Następnego dnia rano (po kilku godzinach) światełka świeciły już na normalnej wysokości, z tym , że teraz po każdym włączeniu widać, że światła przez moment lekko zmieniają ustawienie –góra-dół b.malutki kąt)
Dzisiaj rano znowu światełka zaczęły świecić wysoko (za każdym razem oba reflektory jednocześnie).
Pytanie: który z elementów układu poziomowania może być uszkodzony?
W jaki sposób można by to sprawdzić? Dodam, że komputer nie wyświetla żadnego błędu. Czy kalibracja na tech2 może pomóc?
A może jest gdzieś przerwa pomiędzy czujnikami a sterownikiem.
I najważniejsze: czy możliwe jest tymczasowe wyłączenie samopoziomowania, jeśli np. w trasie w nocy coś takiego się przydarzy ponownie) – wyjęcie bezpiecznika, przekaźnika, ew. czy ktoś z was orientuje się które z nich odpowiadają za ten układ?
Gdzie dokładnie znajduje się sterownik samopoziomowania?
Z góry wielkie dzięki za odpowiedź. Planowałem wyjazd w najbliższych dniach i jeśli nie rozwiążę tego na czas to nici z niego.
Pozdrawiam
#2
OFFLINE
Napisany 31 października 2007 - 10:45
Witam
Kilka dni temu podczas wieczornej jazdy, kiedy wracałem już do domku zaczęły mi świrować ksenony tzn. ustawiły się w pozycji maksymalnego górnego położenia (momentami świeciły powyżej linii czubków drzew !).
Odprowadziłem auto na parking gdzie miałem trochę czasu, żeby przyjrzeć się dokładniej.
Przy każdym włączeniu świateł oba reflektory wykonywały dzikie ruchy – góra-dół o dość duzy kąt, trwało to kilka sekund , potem przestawały, niestety wciąż świeciły zbyt wysoko.

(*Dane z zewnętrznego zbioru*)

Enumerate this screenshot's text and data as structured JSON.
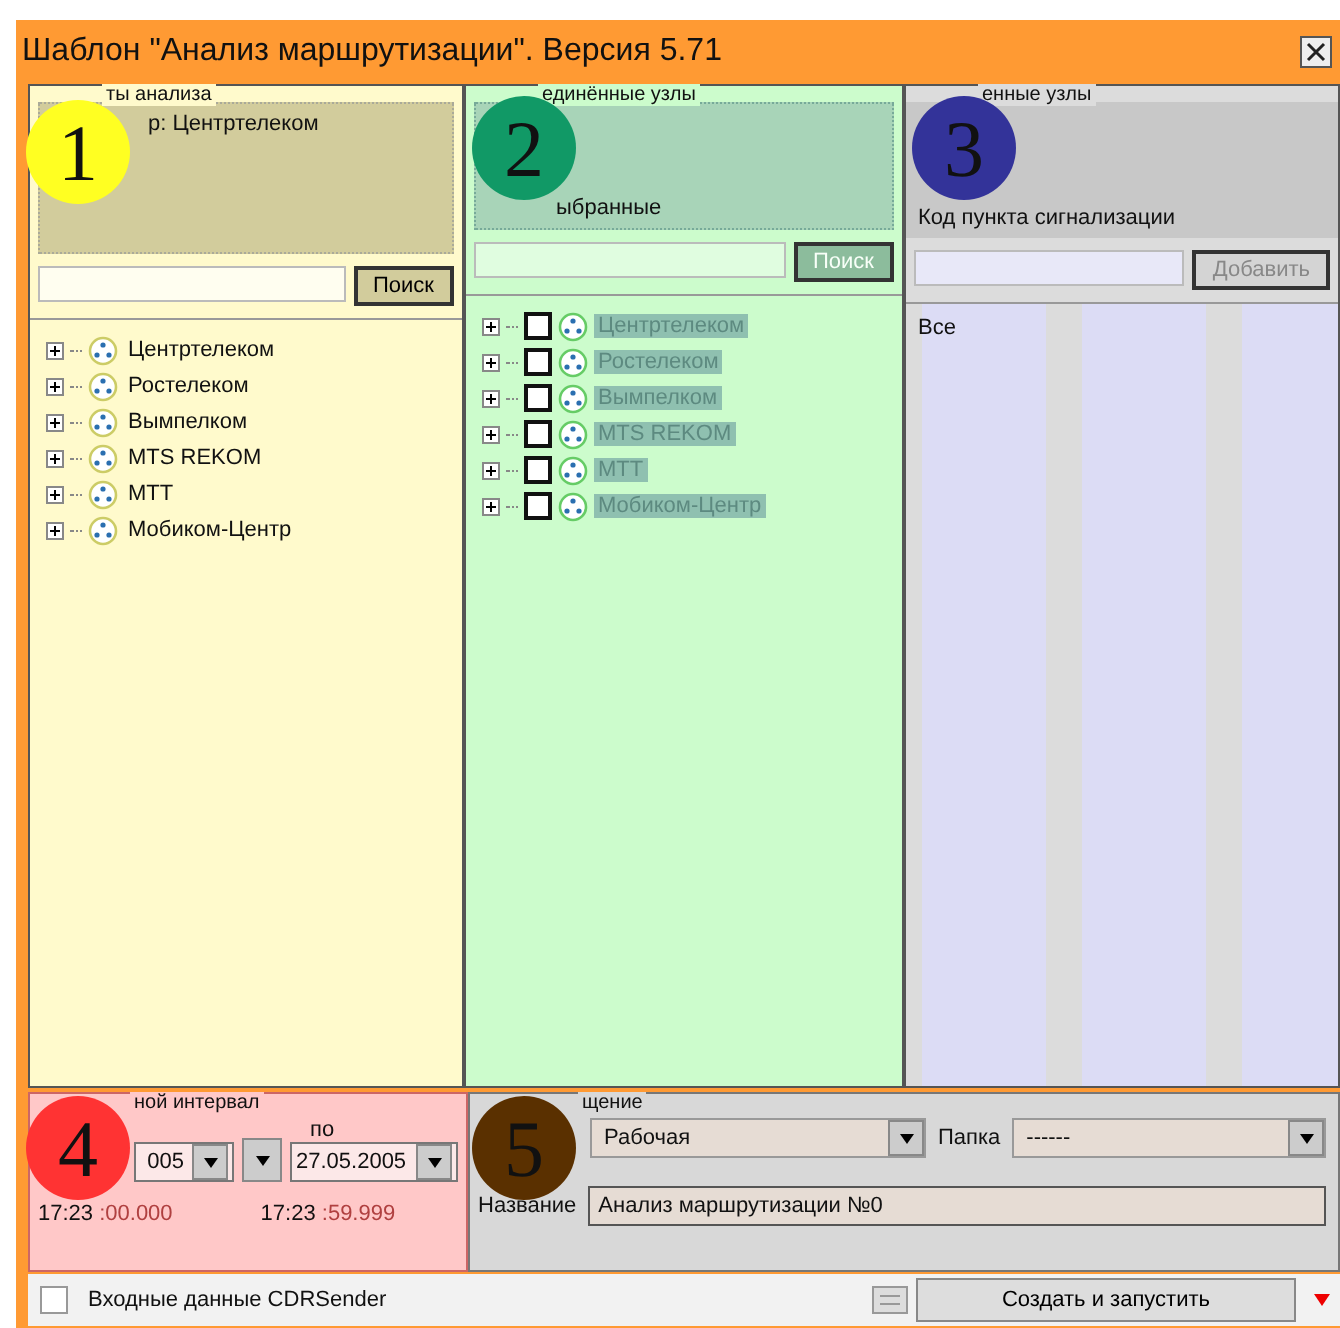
{
  "window": {
    "title": "Шаблон \"Анализ маршрутизации\". Версия 5.71"
  },
  "analysis": {
    "legend": "ты анализа",
    "filter": "р: Центртелеком",
    "search_button": "Поиск",
    "nodes": [
      {
        "label": "Центртелеком"
      },
      {
        "label": "Ростелеком"
      },
      {
        "label": "Вымпелком"
      },
      {
        "label": "MTS REKOM"
      },
      {
        "label": "МТТ"
      },
      {
        "label": "Мобиком-Центр"
      }
    ]
  },
  "linked": {
    "legend": "единённые узлы",
    "caption": "ыбранные",
    "search_button": "Поиск",
    "search_disabled": true,
    "nodes": [
      {
        "label": "Центртелеком",
        "checked": false
      },
      {
        "label": "Ростелеком",
        "checked": false
      },
      {
        "label": "Вымпелком",
        "checked": false
      },
      {
        "label": "MTS REKOM",
        "checked": false
      },
      {
        "label": "МТТ",
        "checked": false
      },
      {
        "label": "Мобиком-Центр",
        "checked": false
      }
    ]
  },
  "excluded": {
    "legend": "енные узлы",
    "code_label": "Код пункта сигнализации",
    "add_button": "Добавить",
    "add_disabled": true,
    "items": [
      "Все"
    ]
  },
  "interval": {
    "legend": "ной интервал",
    "to_label": "по",
    "from_date": "005",
    "to_date": "27.05.2005",
    "from_time": "17:23",
    "from_seconds": ":00.000",
    "to_time": "17:23",
    "to_seconds": ":59.999"
  },
  "placement": {
    "legend": "щение",
    "type_value": "Рабочая",
    "folder_label": "Папка",
    "folder_value": "------",
    "name_label": "Название",
    "name_value": "Анализ маршрутизации №0"
  },
  "footer": {
    "input_label": "Входные данные CDRSender",
    "input_checked": false,
    "run_button": "Создать и запустить"
  },
  "badges": [
    {
      "number": "1",
      "color": "#ffff22"
    },
    {
      "number": "2",
      "color": "#119966"
    },
    {
      "number": "3",
      "color": "#333399"
    },
    {
      "number": "4",
      "color": "#ff3333"
    },
    {
      "number": "5",
      "color": "#5a3000"
    }
  ]
}
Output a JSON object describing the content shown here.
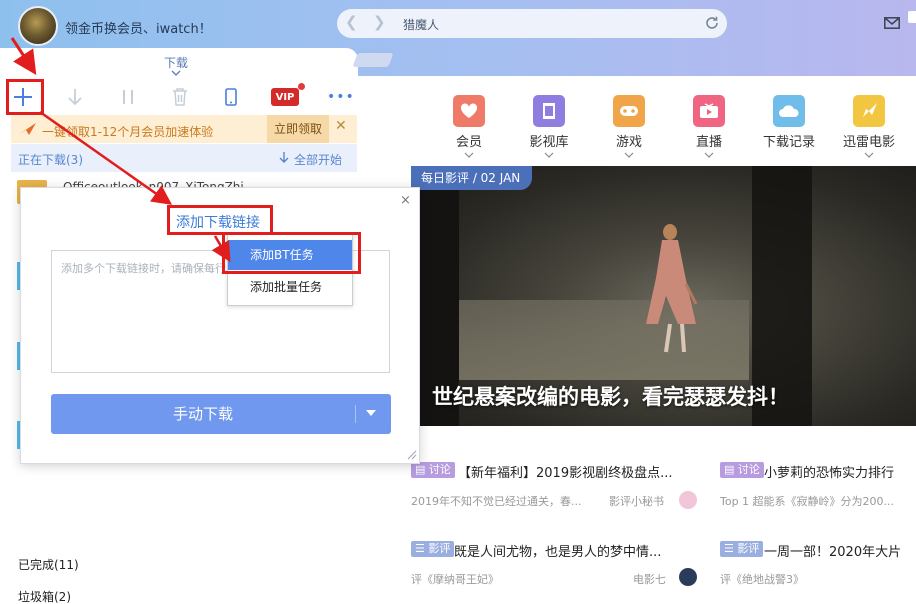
{
  "header": {
    "greeting": "领金币换会员、iwatch！",
    "search_value": "猎魔人"
  },
  "left_panel": {
    "download_tab": "下载",
    "toolbar": {
      "vip_label": "VIP"
    },
    "promo": {
      "text": "一键领取1-12个月会员加速体验",
      "button": "立即领取",
      "close": "✕"
    },
    "downloading_label": "正在下载(3)",
    "start_all": "全部开始",
    "item_name": "Officeoutlook_n007_XiTongZhi...",
    "completed": "已完成(11)",
    "trash": "垃圾箱(2)"
  },
  "popup": {
    "add_link": "添加下载链接",
    "textarea_placeholder": "添加多个下载链接时，请确保每行只有一个链接",
    "menu": [
      "添加BT任务",
      "添加批量任务"
    ],
    "manual_download": "手动下载",
    "close": "×"
  },
  "categories": [
    {
      "label": "会员",
      "color": "#f07a68"
    },
    {
      "label": "影视库",
      "color": "#8f7ee0"
    },
    {
      "label": "游戏",
      "color": "#f1a54a"
    },
    {
      "label": "直播",
      "color": "#f06582"
    },
    {
      "label": "下载记录",
      "color": "#6fbde8"
    },
    {
      "label": "迅雷电影",
      "color": "#f2c640"
    }
  ],
  "hero": {
    "badge": "每日影评 / 02 JAN",
    "title": "世纪悬案改编的电影，看完瑟瑟发抖！"
  },
  "articles": [
    {
      "tag": "讨论",
      "title": "【新年福利】2019影视剧终极盘点...",
      "sub": "2019年不知不觉已经过通关，春...",
      "author": "影评小秘书"
    },
    {
      "tag": "讨论",
      "title": "小萝莉的恐怖实力排行",
      "sub": "Top 1 超能系《寂静岭》分为200..."
    },
    {
      "tag": "影评",
      "title": "既是人间尤物，也是男人的梦中情...",
      "sub": "评《摩纳哥王妃》",
      "author": "电影七"
    },
    {
      "tag": "影评",
      "title": "一周一部！2020年大片",
      "sub": "评《绝地战警3》"
    }
  ]
}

Następnego dnia rano (po kilku godzinach) światełka świeciły już na normalnej wysokości, z tym , że teraz po każdym włączeniu widać, że światła przez moment lekko zmieniają ustawienie –góra-dół b.malutki kąt)
Dzisiaj rano znowu światełka zaczęły świecić wysoko (za każdym razem oba reflektory jednocześnie).

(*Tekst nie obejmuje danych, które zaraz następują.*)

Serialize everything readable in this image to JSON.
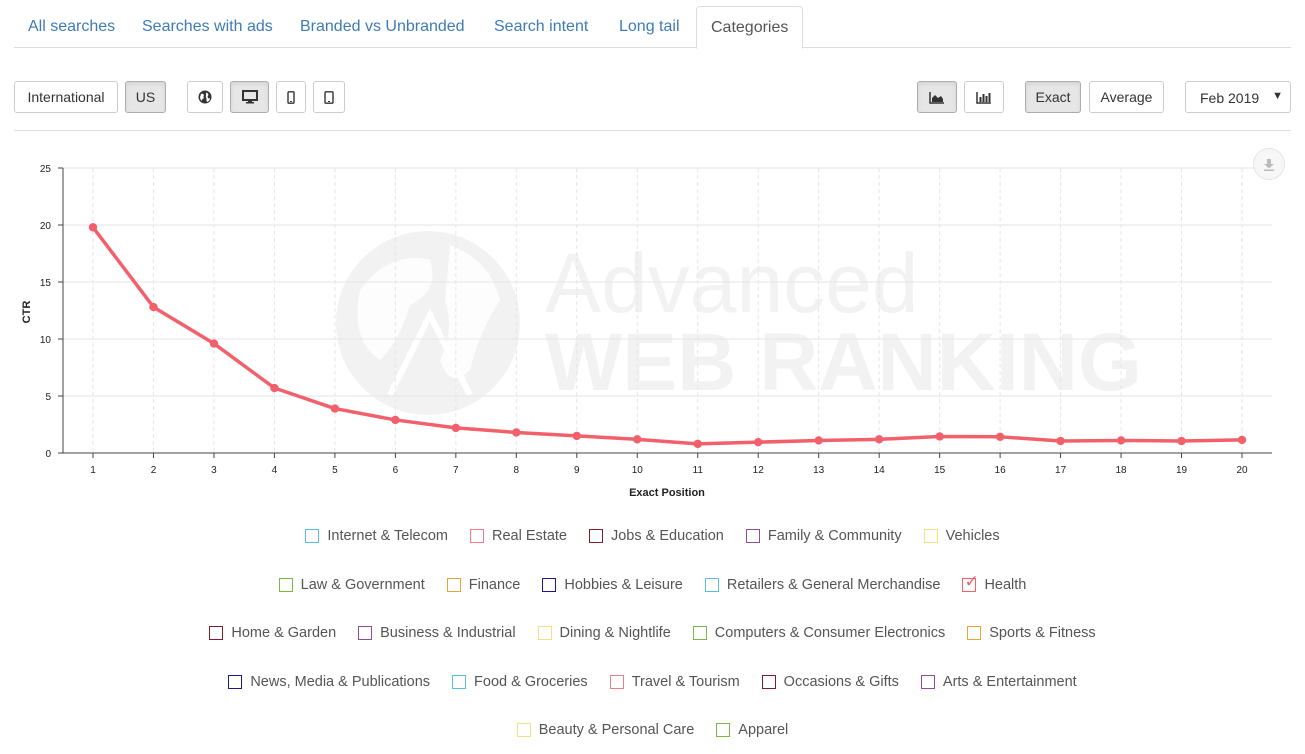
{
  "tabs": [
    {
      "label": "All searches"
    },
    {
      "label": "Searches with ads"
    },
    {
      "label": "Branded vs Unbranded"
    },
    {
      "label": "Search intent"
    },
    {
      "label": "Long tail"
    },
    {
      "label": "Categories",
      "active": true
    }
  ],
  "toolbar": {
    "international_label": "International",
    "us_label": "US",
    "exact_label": "Exact",
    "average_label": "Average",
    "date_value": "Feb 2019",
    "icons": [
      "globe-icon",
      "desktop-icon",
      "mobile-icon",
      "tablet-icon",
      "area-chart-icon",
      "bar-chart-icon",
      "download-icon"
    ]
  },
  "watermark": {
    "line1": "Advanced",
    "line2": "WEB RANKING"
  },
  "chart_data": {
    "type": "line",
    "xlabel": "Exact Position",
    "ylabel": "CTR",
    "x": [
      1,
      2,
      3,
      4,
      5,
      6,
      7,
      8,
      9,
      10,
      11,
      12,
      13,
      14,
      15,
      16,
      17,
      18,
      19,
      20
    ],
    "series": [
      {
        "name": "Health",
        "color": "#f2616b",
        "values": [
          19.8,
          12.8,
          9.6,
          5.7,
          3.9,
          2.9,
          2.2,
          1.8,
          1.5,
          1.2,
          0.8,
          0.95,
          1.1,
          1.2,
          1.45,
          1.42,
          1.05,
          1.1,
          1.05,
          1.15
        ]
      }
    ],
    "ylim": [
      0,
      25
    ],
    "yticks": [
      0,
      5,
      10,
      15,
      20,
      25
    ],
    "grid": true
  },
  "legend": [
    [
      {
        "label": "Internet & Telecom",
        "color": "#5bc0de"
      },
      {
        "label": "Real Estate",
        "color": "#e9808a"
      },
      {
        "label": "Jobs & Education",
        "color": "#7a1f2b"
      },
      {
        "label": "Family & Community",
        "color": "#8e4d96"
      },
      {
        "label": "Vehicles",
        "color": "#f5e08a"
      }
    ],
    [
      {
        "label": "Law & Government",
        "color": "#7ab648"
      },
      {
        "label": "Finance",
        "color": "#e8a53a"
      },
      {
        "label": "Hobbies & Leisure",
        "color": "#1a1a8c"
      },
      {
        "label": "Retailers & General Merchandise",
        "color": "#5bc0de"
      },
      {
        "label": "Health",
        "color": "#f2616b",
        "checked": true
      }
    ],
    [
      {
        "label": "Home & Garden",
        "color": "#7a1f2b"
      },
      {
        "label": "Business & Industrial",
        "color": "#8e4d96"
      },
      {
        "label": "Dining & Nightlife",
        "color": "#f5e08a"
      },
      {
        "label": "Computers & Consumer Electronics",
        "color": "#7ab648"
      },
      {
        "label": "Sports & Fitness",
        "color": "#e8a53a"
      }
    ],
    [
      {
        "label": "News, Media & Publications",
        "color": "#1a1a8c"
      },
      {
        "label": "Food & Groceries",
        "color": "#5bc0de"
      },
      {
        "label": "Travel & Tourism",
        "color": "#e9808a"
      },
      {
        "label": "Occasions & Gifts",
        "color": "#7a1f2b"
      },
      {
        "label": "Arts & Entertainment",
        "color": "#8e4d96"
      }
    ],
    [
      {
        "label": "Beauty & Personal Care",
        "color": "#f5e08a"
      },
      {
        "label": "Apparel",
        "color": "#7ab648"
      }
    ]
  ]
}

Pytanie: który z elementów układu poziomowania może być uszkodzony?
W jaki sposób można by to sprawdzić? Dodam, że komputer nie wyświetla żadnego błędu. Czy kalibracja na tech2 może pomóc?
A może jest gdzieś przerwa pomiędzy czujnikami a sterownikiem.
I najważniejsze: czy możliwe jest tymczasowe wyłączenie samopoziomowania, jeśli np. w trasie w nocy coś takiego się przydarzy ponownie) – wyjęcie bezpiecznika, przekaźnika, ew. czy ktoś z was orientuje się które z nich odpowiadają za ten układ?
Gdzie dokładnie znajduje się sterownik samopoziomowania?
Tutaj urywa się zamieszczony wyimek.